• V.V. Kureichik Southern Federal University
  • P.S. Gerasimenko Southern Federal University
Keywords: Full-text search, B-trees, vector space model, inverse index, n-gram indexing, two-phase text search, indexes, information extraction, ranking, neural networks, fuzzy logic, binned algorithms


This article is devoted to the review of known and modern approaches, methods and algorithms of
full-text search. A brief history of the solution of the problem of search in unstructured text data, its development
and relevance are described. The main task of search in text data is formulated. The definition of
the database index is given. The target function of the search information system is defined in general
terms and possible compromise variations of its parameters when solving various applied problems are
described. A generalized architecture of a modern search information system is given with the division of
the search problem into two phases: the primary extraction of relevant records and their subsequent ranking
to form the final search results. The article provides basic descriptions of the main algorithms and
methods of full-text search, such as: search by terms (logical search), search using trees and their varieties
(B-trees, UB-trees, tries), search based on n-grams (including search based on frequency representation),
use of the vector space model (VSM), search based on an inverted (reverse) index, search using the apparatus of fuzzy logic and bioinspired methods. The main advantages and disadvantages of these methods
are given, their applicability in various conditions is described, and possible methods for optimizing
the search for text data to improve the accuracy, speed of search and efficiency of resource use are considered.

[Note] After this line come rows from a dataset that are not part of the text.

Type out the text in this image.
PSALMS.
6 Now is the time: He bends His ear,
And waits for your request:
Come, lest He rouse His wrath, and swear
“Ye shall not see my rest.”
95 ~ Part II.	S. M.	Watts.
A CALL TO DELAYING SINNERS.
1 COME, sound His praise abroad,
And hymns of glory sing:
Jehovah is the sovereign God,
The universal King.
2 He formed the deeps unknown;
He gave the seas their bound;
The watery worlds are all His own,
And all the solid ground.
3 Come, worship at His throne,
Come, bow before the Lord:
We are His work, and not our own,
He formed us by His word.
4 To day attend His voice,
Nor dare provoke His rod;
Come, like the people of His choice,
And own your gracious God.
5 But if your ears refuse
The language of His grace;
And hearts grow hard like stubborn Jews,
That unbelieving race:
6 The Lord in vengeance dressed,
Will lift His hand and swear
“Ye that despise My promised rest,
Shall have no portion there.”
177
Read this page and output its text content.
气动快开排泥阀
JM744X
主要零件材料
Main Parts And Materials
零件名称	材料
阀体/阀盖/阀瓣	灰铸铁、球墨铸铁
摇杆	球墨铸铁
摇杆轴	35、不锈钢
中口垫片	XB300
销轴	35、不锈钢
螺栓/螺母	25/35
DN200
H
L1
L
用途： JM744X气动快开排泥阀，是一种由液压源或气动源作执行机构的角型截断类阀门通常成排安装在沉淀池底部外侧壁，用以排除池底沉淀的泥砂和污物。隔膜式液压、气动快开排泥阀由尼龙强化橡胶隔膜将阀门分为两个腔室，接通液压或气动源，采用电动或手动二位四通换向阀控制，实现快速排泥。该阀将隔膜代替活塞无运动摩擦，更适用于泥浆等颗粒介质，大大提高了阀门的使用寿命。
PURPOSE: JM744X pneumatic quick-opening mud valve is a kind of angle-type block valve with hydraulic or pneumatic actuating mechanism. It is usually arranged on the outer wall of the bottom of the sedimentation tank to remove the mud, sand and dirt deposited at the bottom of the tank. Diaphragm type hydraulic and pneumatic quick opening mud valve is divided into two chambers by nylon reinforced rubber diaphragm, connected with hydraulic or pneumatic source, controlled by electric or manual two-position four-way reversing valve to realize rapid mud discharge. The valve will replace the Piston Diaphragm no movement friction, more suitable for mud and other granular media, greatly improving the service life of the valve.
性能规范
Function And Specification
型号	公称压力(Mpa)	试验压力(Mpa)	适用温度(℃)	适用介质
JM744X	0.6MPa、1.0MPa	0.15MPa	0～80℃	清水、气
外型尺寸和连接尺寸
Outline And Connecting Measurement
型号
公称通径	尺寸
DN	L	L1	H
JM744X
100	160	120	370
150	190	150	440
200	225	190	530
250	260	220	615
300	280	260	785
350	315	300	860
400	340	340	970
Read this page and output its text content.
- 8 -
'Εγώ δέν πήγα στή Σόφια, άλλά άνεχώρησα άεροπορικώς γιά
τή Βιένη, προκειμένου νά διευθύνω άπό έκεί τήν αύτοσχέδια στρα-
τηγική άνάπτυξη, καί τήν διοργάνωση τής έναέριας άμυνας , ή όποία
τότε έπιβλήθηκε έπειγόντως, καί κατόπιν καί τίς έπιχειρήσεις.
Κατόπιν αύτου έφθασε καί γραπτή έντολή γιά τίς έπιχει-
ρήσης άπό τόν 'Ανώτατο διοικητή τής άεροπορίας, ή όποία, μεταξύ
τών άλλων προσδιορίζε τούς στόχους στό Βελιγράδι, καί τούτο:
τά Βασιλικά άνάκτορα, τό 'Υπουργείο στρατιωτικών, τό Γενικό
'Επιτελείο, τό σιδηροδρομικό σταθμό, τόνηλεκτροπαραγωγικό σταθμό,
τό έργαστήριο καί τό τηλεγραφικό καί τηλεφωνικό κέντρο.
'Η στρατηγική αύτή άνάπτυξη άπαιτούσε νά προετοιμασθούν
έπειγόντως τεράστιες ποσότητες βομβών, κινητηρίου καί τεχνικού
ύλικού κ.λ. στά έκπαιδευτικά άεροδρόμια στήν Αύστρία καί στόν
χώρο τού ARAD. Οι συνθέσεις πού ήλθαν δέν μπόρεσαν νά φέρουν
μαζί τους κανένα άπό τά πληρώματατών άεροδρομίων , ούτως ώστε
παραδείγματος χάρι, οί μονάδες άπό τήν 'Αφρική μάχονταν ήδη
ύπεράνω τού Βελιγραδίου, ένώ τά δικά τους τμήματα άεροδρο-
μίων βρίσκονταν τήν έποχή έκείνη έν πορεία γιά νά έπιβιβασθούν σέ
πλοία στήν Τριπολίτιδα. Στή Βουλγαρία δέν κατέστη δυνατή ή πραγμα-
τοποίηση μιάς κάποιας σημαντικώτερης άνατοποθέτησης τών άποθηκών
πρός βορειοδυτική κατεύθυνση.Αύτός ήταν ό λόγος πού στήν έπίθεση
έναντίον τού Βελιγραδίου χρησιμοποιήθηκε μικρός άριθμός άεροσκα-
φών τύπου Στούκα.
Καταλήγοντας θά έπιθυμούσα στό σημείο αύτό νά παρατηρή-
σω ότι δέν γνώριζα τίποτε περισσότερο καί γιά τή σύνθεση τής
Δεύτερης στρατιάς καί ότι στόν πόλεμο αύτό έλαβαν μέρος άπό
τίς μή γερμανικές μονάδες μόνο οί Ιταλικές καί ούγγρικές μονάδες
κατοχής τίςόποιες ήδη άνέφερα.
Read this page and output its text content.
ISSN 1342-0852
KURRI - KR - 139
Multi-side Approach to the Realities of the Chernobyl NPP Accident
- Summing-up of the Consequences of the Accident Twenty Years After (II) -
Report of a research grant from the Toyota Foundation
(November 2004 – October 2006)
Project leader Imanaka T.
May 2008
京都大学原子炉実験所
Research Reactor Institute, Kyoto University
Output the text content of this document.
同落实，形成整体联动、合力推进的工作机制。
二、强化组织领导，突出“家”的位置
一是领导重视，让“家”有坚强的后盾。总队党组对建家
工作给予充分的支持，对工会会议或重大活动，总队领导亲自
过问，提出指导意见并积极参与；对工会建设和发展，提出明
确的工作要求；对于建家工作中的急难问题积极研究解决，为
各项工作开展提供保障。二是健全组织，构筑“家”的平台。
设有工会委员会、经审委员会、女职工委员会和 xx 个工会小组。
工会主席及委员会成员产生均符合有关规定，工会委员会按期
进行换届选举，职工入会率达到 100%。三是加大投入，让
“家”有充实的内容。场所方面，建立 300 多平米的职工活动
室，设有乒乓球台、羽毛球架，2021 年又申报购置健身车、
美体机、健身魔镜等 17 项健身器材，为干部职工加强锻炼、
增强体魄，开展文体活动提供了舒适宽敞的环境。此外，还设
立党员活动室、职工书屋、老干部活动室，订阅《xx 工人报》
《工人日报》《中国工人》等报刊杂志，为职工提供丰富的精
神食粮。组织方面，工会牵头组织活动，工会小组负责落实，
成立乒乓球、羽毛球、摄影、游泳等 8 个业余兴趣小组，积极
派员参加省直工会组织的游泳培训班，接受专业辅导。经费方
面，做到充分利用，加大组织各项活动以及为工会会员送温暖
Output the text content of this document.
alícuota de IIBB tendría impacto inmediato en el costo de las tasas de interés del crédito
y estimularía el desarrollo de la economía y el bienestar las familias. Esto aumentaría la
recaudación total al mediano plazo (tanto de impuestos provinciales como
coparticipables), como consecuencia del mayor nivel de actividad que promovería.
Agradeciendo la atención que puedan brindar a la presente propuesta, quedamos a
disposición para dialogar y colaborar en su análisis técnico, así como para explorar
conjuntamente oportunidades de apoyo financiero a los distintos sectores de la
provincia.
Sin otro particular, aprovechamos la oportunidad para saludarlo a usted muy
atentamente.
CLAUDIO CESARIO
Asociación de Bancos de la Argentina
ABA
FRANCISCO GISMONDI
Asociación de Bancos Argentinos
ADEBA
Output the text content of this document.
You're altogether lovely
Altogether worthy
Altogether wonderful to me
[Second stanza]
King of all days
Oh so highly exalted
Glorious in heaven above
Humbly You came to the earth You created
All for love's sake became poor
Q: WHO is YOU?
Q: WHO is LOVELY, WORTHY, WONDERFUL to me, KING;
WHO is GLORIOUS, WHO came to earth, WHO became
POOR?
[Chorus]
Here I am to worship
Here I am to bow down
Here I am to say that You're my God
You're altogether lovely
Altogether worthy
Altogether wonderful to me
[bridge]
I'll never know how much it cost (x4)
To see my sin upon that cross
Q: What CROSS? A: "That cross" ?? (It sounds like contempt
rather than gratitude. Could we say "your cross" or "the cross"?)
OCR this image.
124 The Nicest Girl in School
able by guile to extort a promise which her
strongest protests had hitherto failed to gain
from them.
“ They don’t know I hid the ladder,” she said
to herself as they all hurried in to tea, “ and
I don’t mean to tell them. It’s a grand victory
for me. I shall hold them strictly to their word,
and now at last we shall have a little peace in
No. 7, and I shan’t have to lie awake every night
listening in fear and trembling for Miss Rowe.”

Possible promising directions in the field of solving the problem of primary information extraction
are presented. Some methods for determining the similarity of text records for solving the ranking
problem based on the apparatus of fuzzy logic are given. The article touches upon the issues of increasing
the relevance of primary extraction using artificial intelligence methods, neural networks, fuzzy logic and
bioinspired methods, in particular methods for expanding the search query and/or expanding the processed
text records. The influence of the boundary conditions of the search system construction on increasing
its efficiency is described. In conclusion, the article summarizes the review and discusses the prospects
for further development of various full-text search methods.